Le collectif pour maîtriser les coûts
Réforme de la Pac, marchés agricoles un peu fous, c’est dans une actualité bousculée que la FNCuma a organisé, jeudi 29 mai, son assemblée générale à la Défense (Hauts-de-Seine). Et si le réseau croit en son avenir, il dispose de sujets d’inquiétude supplémentaires : le cafouillage des prêts bonifiés Cuma, et les pressions sur la fiscalité de la coopération.

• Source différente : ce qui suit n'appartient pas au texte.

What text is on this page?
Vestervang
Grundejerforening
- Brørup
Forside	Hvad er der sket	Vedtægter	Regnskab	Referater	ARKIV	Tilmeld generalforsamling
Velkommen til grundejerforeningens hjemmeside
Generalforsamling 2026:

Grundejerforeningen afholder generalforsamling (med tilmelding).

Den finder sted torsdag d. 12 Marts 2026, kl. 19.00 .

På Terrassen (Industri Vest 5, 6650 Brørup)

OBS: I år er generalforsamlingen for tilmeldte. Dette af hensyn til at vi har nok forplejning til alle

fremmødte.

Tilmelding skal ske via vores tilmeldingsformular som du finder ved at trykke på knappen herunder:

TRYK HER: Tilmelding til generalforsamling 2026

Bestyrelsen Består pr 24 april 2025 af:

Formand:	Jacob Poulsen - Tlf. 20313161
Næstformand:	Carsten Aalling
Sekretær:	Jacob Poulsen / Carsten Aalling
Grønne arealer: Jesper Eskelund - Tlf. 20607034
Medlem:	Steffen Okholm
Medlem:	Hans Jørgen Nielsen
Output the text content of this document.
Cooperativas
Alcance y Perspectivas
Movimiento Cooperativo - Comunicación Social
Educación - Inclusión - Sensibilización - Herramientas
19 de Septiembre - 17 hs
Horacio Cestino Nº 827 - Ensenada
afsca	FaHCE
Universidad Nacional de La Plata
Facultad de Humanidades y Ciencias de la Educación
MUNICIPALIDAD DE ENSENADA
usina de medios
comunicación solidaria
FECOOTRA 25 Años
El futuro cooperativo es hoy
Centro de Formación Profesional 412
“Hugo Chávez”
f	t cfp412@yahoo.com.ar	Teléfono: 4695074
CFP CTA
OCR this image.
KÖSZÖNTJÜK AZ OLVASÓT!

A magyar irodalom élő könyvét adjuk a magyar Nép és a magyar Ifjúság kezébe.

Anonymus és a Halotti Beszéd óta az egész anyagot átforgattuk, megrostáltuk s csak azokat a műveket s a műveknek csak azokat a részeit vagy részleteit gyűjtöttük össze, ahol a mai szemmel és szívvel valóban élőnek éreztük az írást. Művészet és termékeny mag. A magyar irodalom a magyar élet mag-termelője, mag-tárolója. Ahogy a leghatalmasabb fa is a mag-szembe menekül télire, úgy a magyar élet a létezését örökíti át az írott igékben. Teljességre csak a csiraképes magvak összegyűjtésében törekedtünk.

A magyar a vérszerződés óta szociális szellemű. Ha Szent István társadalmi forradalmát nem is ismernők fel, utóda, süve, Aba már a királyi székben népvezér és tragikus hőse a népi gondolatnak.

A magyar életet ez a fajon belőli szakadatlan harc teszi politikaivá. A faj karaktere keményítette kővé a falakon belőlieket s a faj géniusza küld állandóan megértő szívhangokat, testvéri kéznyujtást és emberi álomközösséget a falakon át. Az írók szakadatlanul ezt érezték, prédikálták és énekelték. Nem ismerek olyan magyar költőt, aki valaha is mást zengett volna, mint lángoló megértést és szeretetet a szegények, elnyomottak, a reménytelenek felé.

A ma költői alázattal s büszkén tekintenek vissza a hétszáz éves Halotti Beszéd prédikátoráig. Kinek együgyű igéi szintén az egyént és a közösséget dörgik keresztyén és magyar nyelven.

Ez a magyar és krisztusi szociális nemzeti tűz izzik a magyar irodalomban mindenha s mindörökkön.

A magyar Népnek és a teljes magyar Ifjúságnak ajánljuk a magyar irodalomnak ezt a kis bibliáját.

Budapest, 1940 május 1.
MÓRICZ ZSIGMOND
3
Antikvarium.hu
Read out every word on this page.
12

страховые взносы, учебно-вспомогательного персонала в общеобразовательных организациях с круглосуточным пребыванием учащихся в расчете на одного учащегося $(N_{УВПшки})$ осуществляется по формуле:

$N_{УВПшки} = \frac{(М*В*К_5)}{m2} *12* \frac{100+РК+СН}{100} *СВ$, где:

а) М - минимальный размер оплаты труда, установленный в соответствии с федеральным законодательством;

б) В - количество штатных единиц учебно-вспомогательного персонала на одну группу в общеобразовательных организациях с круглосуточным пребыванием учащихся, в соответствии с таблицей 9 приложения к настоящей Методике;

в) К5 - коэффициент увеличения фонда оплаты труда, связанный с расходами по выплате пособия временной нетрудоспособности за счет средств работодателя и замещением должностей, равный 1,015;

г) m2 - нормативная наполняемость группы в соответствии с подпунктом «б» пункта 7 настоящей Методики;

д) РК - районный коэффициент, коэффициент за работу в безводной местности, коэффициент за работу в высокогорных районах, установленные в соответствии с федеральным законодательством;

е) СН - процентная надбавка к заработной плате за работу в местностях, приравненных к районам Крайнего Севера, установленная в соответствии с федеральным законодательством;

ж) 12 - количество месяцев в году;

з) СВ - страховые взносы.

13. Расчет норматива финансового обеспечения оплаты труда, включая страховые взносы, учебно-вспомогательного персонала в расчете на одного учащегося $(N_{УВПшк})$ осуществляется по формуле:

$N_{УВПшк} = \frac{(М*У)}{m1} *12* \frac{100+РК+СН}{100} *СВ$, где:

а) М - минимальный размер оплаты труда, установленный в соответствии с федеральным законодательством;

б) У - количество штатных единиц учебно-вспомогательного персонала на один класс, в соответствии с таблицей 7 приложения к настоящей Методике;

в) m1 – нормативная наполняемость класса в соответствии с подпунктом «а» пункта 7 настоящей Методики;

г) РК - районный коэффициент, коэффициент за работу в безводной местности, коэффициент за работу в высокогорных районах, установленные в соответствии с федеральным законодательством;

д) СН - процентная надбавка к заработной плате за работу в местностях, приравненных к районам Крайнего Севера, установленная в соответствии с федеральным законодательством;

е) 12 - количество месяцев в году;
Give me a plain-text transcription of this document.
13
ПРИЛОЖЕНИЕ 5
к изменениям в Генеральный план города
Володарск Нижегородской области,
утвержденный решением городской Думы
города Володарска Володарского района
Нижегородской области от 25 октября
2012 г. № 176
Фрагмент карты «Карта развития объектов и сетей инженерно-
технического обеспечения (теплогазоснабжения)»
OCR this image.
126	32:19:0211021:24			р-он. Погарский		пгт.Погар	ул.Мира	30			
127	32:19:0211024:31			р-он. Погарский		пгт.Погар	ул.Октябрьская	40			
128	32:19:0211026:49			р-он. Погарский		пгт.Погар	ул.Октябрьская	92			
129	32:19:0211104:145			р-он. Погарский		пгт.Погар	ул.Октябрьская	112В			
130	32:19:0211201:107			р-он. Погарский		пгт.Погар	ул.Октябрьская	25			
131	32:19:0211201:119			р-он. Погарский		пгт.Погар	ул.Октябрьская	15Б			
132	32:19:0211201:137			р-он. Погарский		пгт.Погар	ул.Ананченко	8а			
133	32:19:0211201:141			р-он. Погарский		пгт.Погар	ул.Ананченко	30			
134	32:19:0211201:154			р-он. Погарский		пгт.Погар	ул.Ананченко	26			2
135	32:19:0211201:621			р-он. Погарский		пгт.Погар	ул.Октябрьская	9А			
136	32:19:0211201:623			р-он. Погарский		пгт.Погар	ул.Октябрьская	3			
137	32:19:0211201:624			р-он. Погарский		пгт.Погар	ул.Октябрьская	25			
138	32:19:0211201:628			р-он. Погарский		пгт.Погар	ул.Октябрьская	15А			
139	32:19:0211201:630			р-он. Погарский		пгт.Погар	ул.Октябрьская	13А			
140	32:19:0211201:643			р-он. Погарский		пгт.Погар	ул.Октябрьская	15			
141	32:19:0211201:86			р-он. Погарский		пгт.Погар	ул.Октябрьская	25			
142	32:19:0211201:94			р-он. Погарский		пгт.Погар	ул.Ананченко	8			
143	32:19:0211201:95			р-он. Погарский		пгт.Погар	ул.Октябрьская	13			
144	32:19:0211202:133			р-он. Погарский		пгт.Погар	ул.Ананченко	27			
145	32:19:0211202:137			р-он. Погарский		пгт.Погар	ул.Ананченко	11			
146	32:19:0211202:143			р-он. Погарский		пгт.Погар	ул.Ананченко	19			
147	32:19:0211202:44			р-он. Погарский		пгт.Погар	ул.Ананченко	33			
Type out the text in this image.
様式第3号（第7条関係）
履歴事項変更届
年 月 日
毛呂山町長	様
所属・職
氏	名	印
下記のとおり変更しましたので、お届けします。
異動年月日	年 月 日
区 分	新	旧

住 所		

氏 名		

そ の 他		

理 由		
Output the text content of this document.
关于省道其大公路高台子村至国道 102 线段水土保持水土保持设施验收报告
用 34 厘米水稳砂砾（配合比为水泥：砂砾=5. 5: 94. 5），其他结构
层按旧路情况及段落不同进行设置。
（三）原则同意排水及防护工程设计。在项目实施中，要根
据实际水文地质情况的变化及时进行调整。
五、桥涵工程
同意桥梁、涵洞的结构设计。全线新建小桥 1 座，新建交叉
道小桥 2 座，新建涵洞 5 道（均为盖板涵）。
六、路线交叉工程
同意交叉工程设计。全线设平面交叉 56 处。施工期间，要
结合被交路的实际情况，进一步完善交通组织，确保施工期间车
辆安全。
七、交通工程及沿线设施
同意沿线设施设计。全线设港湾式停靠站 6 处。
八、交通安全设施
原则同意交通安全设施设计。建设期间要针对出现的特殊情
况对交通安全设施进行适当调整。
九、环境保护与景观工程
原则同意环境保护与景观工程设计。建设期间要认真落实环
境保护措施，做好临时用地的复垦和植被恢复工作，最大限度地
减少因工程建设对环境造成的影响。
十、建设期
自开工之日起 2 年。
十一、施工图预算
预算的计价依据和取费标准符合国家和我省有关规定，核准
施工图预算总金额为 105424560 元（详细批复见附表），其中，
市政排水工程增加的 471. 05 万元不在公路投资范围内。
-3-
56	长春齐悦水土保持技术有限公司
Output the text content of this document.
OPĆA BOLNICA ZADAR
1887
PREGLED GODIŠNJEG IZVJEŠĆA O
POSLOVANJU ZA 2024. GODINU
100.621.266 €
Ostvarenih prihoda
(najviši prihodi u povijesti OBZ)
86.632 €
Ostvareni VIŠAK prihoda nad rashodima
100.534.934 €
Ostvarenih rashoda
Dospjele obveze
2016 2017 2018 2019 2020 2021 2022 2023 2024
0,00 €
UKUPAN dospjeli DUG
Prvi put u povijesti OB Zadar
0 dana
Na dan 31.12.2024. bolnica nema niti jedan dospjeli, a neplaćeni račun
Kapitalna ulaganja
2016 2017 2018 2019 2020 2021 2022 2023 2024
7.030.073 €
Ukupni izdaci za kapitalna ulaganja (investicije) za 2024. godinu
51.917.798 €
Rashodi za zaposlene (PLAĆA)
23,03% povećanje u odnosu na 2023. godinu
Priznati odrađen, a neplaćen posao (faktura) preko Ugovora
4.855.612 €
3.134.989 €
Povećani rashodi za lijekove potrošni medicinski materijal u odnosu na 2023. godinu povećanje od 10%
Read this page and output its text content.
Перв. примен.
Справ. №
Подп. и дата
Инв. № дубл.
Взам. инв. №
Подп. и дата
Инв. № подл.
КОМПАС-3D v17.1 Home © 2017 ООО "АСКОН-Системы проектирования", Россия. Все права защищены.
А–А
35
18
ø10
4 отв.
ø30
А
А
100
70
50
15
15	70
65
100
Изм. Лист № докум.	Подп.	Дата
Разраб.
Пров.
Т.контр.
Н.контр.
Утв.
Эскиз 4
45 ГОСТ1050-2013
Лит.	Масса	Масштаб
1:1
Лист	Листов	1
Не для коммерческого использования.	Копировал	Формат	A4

Coopérer pour gagner sa liberté dans un monde où tout semble vouloir s’imposer, voilà le nouveau cheval de bataille des FNCuma. « Nous sommes de moins en moins nombreux, notre métier est de plus en plus difficile, regroupons-nous. La porte d’entrée dans les Cuma n’est pas seulement économique. Il s’agit d’un groupe structuré qui peut rassurer un jeune installé », plaide Stéphane Gérard, trésorier de la FNCuma. Car avec la fluctuation des cours, des formes sociétaires, l’idée d’une montée des individualismes trotte dans toutes les têtes. Une idée qui fera son temps, selon Christian Pèes, président d’Euralis et invité à débattre pour cette assemblée générale. « La désolidarisation, je la connais dans ma Cuma comme chez Euralis. Mais avec la volatilité des cours, on peut aussi se regrouper pour tenir par gros temps », assure-t-il. Une chose est sûre : les temps changent, et les Cuma entendent bien faire valoir leurs atouts dans le nouveau contexte : « L’avenir n’est pas tracé d’avance. Il reste à construire. Et c’est une chance ! Car nous avons des atouts. Et notre plus bel atout, ce sont nos pratiques coopératives. Quand les coûts s’envolent, quand les prix fluctuent, nous savons que dans nos groupes, nous avons encore des marges de manœuvre pour conforter le revenu des agriculteurs. Quand l’énergie coûte cher, nous savons que dans nos groupes, nous pouvons produire et utiliser des énergies renouvelables », assure Jean-Pierre Carnet, président de la FNCuma.
Deux dossiers à suivre
Mais il reste une poignée d’embûches sur la route de la coopération, à commencer par les prêts bonifiés. Jean-Pierre Carnet décrit une situation « rocambolesque pour ne pas dire désastreuse » : la baisse des taux consentie en 2006 ne semble pas avoir été accompagnée des moyens nécessaires de la part de l’Etat. « Faites des MTS » (prêts à moyen terme spéciaux), a-t-on lancé aux agriculteurs. Et quelques mois plus tard, on leur dit « Y’a plus d’argent ». Ce n’est pas sérieux. Le ministère voudrait montrer que les MTS sont inutiles en les rendant inutilisables, qu’il ne s’y prendrait pas autrement. Cinq millions d’euros de bonification, c’est tout ce que nous demandons. C’est peu au regard des économies induites par les Cuma. Réduire de 30 euros/ha les charges de mécanisation, c’est plus de 450 millions d’euros d’économie directe pour l’agriculture française », insiste Jean-Pierre Carnet. Seconde épine dans le pied de la coopération, une plainte déposée à Bruxelles contre l’État français pour concurrence déloyale. La fiscalité de la coopération est en ligne de mire et l’Espagne, l’Italie, la Norvège pourraient connaître le même sort. La FNCuma s’oppose fermement à toute remise en cause de la fiscalité de la coopération en réaffirmant ses valeurs, ses devoirs, et ses droits.